Note that hdwrite_regridfile_rll_to_cgll (which uses TR's apply_remap) should only be used for lightweight input data, for example regridding stationary or infrequently updated (e.g. monthly) files etc, like we are doing in the coupler and used to do in land). I agree that for ILAMB (or remapping model fields on the fly) this is no longer sufficient.

For remapping fields on the fly (not done in our current AMIP, but will need this of coupling with ClimaOcean), the plan is:

For ILAMB there are two possible pathways

Sbozzolo commented 6 months ago

I think that we want to follow the same steps you outlined for remapping on the fly in Land eventually (the non-conservative remapping goes from spectral to rectangular, not the other way around at the moment).

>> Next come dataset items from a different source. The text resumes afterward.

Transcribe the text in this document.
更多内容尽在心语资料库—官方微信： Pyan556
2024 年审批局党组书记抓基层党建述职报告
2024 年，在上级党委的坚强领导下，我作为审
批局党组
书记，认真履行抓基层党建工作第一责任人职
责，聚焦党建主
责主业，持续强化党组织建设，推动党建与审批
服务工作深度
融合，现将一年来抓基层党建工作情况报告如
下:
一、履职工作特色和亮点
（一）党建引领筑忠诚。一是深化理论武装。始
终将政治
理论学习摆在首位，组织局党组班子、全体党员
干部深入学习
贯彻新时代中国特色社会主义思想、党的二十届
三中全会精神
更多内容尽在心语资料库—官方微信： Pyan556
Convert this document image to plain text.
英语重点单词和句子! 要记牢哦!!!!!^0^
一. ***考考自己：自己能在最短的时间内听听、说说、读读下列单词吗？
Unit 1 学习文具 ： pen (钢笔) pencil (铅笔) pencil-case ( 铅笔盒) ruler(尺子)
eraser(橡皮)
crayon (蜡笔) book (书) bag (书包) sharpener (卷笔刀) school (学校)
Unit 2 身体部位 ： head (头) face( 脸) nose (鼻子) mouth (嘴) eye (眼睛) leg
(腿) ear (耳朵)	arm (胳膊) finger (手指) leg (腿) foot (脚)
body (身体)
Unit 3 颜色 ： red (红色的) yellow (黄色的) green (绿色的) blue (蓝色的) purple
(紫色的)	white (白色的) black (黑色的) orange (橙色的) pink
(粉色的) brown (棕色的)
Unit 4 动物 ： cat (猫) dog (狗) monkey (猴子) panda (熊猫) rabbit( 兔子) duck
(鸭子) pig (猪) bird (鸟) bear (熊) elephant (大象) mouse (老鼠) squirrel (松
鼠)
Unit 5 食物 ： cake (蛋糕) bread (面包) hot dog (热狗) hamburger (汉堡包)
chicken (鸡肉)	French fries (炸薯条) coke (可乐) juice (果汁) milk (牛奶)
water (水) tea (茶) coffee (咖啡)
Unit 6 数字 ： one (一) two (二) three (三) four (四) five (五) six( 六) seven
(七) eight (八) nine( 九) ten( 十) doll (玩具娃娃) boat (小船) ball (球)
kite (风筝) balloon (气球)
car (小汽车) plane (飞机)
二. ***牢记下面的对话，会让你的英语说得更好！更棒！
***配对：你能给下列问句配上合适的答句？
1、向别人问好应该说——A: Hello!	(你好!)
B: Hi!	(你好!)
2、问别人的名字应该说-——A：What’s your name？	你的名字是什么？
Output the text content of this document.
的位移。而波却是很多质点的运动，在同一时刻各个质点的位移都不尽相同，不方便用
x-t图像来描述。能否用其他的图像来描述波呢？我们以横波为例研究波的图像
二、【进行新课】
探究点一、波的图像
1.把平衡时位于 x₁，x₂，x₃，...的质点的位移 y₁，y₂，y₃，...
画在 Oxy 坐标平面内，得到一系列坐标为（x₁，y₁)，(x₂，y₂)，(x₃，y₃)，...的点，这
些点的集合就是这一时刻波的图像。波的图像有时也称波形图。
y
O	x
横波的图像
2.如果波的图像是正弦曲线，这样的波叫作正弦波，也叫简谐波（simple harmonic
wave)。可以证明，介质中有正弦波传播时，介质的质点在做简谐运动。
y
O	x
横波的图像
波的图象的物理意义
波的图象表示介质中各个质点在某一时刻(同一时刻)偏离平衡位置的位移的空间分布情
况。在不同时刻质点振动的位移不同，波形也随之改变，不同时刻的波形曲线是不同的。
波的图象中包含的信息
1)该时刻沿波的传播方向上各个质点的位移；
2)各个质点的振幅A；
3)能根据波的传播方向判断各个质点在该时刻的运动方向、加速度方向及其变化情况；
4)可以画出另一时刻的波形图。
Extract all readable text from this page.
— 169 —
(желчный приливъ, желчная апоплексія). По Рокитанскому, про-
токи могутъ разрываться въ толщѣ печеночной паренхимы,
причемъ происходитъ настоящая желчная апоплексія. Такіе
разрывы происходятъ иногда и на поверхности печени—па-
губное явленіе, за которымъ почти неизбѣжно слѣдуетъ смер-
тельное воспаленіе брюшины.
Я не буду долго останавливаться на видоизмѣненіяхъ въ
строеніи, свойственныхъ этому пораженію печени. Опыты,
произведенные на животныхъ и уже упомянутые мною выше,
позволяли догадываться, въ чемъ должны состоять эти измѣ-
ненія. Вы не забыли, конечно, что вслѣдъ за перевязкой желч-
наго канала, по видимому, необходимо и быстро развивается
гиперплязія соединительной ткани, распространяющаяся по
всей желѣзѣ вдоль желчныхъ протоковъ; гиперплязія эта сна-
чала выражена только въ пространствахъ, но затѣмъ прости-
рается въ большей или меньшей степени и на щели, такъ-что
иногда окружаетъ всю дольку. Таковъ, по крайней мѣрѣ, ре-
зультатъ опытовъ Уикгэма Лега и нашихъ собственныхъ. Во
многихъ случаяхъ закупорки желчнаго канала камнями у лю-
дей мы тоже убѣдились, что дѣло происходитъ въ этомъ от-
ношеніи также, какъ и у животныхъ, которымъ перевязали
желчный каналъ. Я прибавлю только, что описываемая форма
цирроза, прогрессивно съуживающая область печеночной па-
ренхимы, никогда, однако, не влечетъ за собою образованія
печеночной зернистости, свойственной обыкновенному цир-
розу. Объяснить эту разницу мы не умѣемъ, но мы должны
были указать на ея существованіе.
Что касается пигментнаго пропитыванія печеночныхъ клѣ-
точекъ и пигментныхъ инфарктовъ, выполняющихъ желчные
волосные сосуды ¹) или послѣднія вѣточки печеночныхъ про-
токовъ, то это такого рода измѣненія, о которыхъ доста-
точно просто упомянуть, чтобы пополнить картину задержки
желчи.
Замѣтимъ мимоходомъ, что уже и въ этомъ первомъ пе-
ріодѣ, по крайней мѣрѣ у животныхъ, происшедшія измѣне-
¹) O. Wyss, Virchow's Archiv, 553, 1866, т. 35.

I don't think we need this super soon. Getting to the point where we are reading everything from data while doing integersting global runs is not around the corner (but it is our target).

In this, it would be good to have a description of what we envision the capabilities of remap! are going to be. What I think I would like is something like remap(weights, input_data) -> remapped_field, with MPI/GPU compatibily and where input_data is a rectangular array read from file (e.g., surface albedo). This allows ClimaLand to spawn a different thread to keep reading input_data, and remap them when needed.

LenkaNovak commented 6 months ago

Yeah, that's more or less what the plan was. :) And good to know the priorities and more use cases for this. @sriharshakandala I'll let you drive it from here.